今年は1月末から特に寒い日が続いていて、関東地方でも凍てつく寒さである。毎日朝の気温は氷点下となり、おまけに20センチもの大雪が降った。半世紀ぶりの低温記録は2月に入っても続き、1日にはまたもや雪が降り出す始末。この悪天候の中、受験生を抱える我が家では連日早朝から、試験、帰宅、合格発表という緊張した毎日が続いていた。
けれども耐えに耐え、ひたすら信じ続ける丸で闘病生活のような日々にも、ようやく一つの光が見え始めたのは、天候が少し回復した3日のことだった。

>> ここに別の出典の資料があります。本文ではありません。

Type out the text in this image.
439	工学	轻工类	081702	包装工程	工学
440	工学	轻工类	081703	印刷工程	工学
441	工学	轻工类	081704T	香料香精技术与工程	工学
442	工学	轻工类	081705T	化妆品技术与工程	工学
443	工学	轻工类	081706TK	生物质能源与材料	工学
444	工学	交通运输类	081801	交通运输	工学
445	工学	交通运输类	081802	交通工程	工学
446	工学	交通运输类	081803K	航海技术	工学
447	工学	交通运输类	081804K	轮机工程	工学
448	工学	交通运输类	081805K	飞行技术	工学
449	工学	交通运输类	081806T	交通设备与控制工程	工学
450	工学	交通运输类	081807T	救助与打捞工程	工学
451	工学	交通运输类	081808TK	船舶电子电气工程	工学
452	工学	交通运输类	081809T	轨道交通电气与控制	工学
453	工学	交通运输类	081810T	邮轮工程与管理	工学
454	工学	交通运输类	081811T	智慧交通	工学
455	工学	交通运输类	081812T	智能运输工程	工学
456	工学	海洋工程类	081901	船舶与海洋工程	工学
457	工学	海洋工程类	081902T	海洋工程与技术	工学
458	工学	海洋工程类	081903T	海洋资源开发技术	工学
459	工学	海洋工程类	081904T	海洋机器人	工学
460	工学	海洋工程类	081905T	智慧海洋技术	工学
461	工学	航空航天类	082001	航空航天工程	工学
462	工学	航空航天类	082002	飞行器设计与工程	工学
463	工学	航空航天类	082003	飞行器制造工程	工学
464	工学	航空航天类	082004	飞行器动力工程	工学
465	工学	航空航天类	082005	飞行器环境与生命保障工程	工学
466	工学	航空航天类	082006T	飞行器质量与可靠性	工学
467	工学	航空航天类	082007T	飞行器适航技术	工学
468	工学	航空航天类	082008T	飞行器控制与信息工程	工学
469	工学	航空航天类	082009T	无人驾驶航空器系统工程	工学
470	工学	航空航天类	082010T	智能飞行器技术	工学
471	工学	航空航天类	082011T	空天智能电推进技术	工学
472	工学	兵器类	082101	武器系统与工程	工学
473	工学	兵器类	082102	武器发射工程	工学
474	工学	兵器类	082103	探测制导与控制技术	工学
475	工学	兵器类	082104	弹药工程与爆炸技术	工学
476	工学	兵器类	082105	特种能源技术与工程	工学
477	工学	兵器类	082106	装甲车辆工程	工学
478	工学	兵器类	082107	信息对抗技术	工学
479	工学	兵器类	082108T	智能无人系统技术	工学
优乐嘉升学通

まだ気温は低く空も曇ってはいたが、薄日が差し、風も少し穏やかだ。道端に残った雪の塊も、もう2週間もの間溶けずに固まっているが、それでも少しずつは小さくなっているように思える。
気が付けば節分、そして立春である。朝久しぶりに音楽を聞きながら、運河沿いの街を散歩した。雲の合間から差し込む白い光が水面に反射し、その上をカルガモが散らばってのんびりと浮かんでいる。風の強い夜などは、身動き一つしないで縮こまっているのとはずいぶん違う光景だ。まだ吹く風は寒いが、何かゆったりとした光景に、この寒さも峠を越えた感がある。
ウィークマンでたまたまジュリアーニのギター協奏曲第1番を聞いていた。伸びやかな伴奏と古典派の形式に合わせて進むギターのコードが、吹く風と合わさって心地よい。第1楽章のアレグロ・マエストーゾに合わせ歩みを進めながら、今年の冬を振り返っていた。例年にない寒さも、よっやくここにきて春の香りがかすかに感じられるのではないか。それに合うような、穏やかで落ち着いた曲である。

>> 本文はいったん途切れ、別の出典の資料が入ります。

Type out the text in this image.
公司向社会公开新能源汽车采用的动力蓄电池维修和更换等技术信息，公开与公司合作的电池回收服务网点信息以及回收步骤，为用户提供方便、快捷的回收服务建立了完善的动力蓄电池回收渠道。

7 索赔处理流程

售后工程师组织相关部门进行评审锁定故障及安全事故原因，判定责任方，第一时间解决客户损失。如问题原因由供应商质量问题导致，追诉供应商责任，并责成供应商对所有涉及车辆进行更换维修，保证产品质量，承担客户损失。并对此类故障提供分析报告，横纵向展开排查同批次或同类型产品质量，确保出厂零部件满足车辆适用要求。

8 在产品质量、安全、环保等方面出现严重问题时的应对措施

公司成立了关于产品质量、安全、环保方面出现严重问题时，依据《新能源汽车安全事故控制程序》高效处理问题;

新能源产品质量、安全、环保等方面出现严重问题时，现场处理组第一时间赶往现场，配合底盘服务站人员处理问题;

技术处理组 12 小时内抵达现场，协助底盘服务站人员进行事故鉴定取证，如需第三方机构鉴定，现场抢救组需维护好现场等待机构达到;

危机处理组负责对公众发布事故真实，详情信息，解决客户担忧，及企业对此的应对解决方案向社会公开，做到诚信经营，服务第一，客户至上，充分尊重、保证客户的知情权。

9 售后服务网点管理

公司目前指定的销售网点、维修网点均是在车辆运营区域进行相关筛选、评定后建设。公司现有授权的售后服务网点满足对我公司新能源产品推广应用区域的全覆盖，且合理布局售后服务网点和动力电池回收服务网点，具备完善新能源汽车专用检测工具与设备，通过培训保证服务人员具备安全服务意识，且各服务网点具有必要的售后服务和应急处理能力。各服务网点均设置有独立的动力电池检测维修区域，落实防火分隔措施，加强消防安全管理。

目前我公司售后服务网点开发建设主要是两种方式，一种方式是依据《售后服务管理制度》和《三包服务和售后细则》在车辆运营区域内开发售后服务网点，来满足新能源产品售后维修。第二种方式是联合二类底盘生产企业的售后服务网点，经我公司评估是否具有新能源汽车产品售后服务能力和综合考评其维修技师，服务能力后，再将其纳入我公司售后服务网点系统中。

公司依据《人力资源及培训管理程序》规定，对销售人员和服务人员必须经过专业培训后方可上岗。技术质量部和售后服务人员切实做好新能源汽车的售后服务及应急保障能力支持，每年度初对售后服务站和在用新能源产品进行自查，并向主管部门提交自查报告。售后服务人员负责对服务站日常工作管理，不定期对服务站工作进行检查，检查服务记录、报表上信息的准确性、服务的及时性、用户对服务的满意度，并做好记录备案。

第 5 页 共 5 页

第2楽章のシチリアーノは、後年のレスピーギが書いた「リュートのための古風なアリア」を思わせるが、あのような憂愁を帯びた感じはなく、あくまで古典的である。そして第3楽章はうきうきとしたポロネーズとなっている。
マウロ・ジュリアーニはベートーヴェンと同じ時代に活躍したギターの名手であり作曲家である。 ナポリ生まれだがウィーンで活躍し、いまでは3つのギター協奏曲が知られている。リュートの流れを組むギターは、せいぜいこの時代までは協奏曲にも使われたが、音楽の規模が大きくなるにつれて、オーケストラとの競演の舞台からは姿を消していった。ギター協奏曲は、私も長年、ロドリーゴの「アランフェス協奏曲」を除けば、ヴィヴァルディの珍しい作品くらいしか思い浮かばなかった。

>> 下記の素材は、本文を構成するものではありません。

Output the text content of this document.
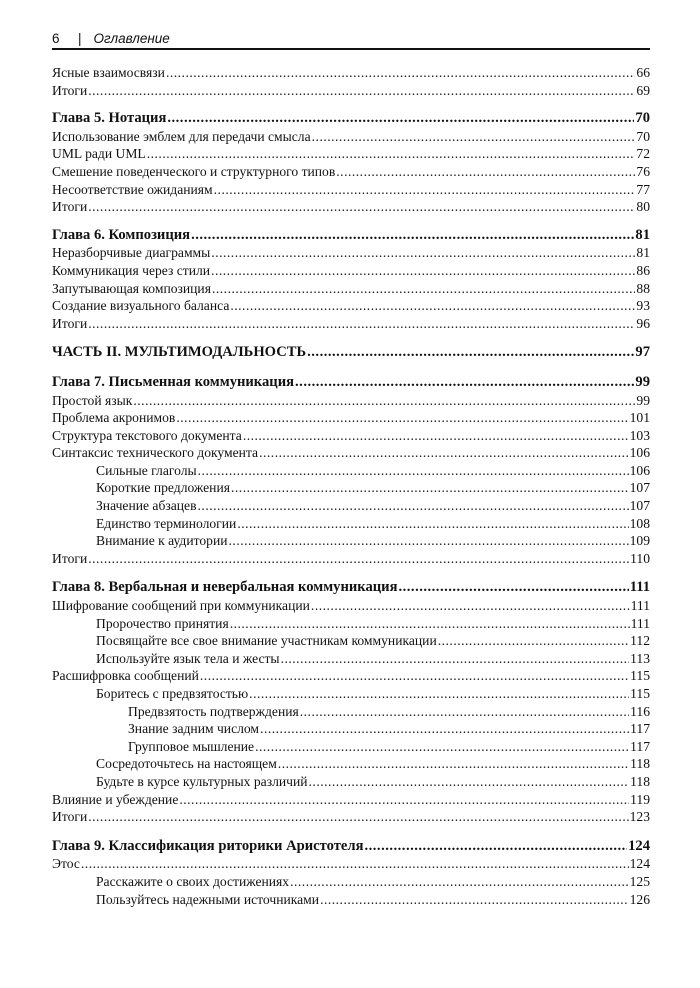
6 | Оглавление
Ясные взаимосвязи .....	66
Итоги .....	69
Глава 5. Нотация .....	70
Использование эмблем для передачи смысла .....	70
UML ради UML .....	72
Смешение поведенческого и структурного типов .....	76
Несоответствие ожиданиям .....	77
Итоги .....	80
Глава 6. Композиция .....	81
Неразборчивые диаграммы .....	81
Коммуникация через стили .....	86
Запутывающая композиция .....	88
Создание визуального баланса .....	93
Итоги .....	96
ЧАСТЬ II. МУЛЬТИМОДАЛЬНОСТЬ .....	97
Глава 7. Письменная коммуникация .....	99
Простой язык .....	99
Проблема акронимов .....	101
Структура текстового документа .....	103
Синтаксис технического документа .....	106
Сильные глаголы .....	106
Короткие предложения .....	107
Значение абзацев .....	107
Единство терминологии .....	108
Внимание к аудитории .....	109
Итоги .....	110
Глава 8. Вербальная и невербальная коммуникация .....	111
Шифрование сообщений при коммуникации .....	111
Пророчество принятия .....	111
Посвящайте все свое внимание участникам коммуникации .....	112
Используйте язык тела и жесты .....	113
Расшифровка сообщений .....	115
Боритесь с предвзятостью .....	115
Предвзятость подтверждения .....	116
Знание задним числом .....	117
Групповое мышление .....	117
Сосредоточьтесь на настоящем .....	118
Будьте в курсе культурных различий .....	118
Влияние и убеждение .....	119
Итоги .....	123
Глава 9. Классификация риторики Аристотеля .....	124
Этос .....	124
Расскажите о своих достижениях .....	125
Пользуйтесь надежными источниками .....	126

ギター協奏曲第3番は規模もやや大きく、いろいろ聞きどころの多い曲である。第1楽章はなぜかブラームスのハンガリー舞曲第7番などを思い出す。少しおかしみを込めたような表現は、独奏楽器が登場するまでの間、一通り主題を奏でる。ティンパニの堂々とした響きが奏でる壮大な部分と、室内楽的に精緻な部分がミックスするギター協奏曲の面白さが体験できる。
第2楽章はモーツァルトのピアノ・ソナタK311を思わせる旋律に驚くが、考えてみるとモーツァルトもジュリアーニも、同じ時期にイタリアとウィーンを行き来しながら活躍した作曲家である。そして第3楽章もどこかで聞いたことのあるような音楽で、親しみやすい旋律が続く。ポロネーズ。
ヘンデルやモーツァルトのようにドイツの作曲家がイタリアで音楽を学び、同時にイタリア生まれのロッシーニなどがウィーンで活躍した時代。ウィーン古典派がその隆盛を誇る19世紀の初頭の音楽は、私の場合、春を待つこの時期に聞きたくなる音楽でもある。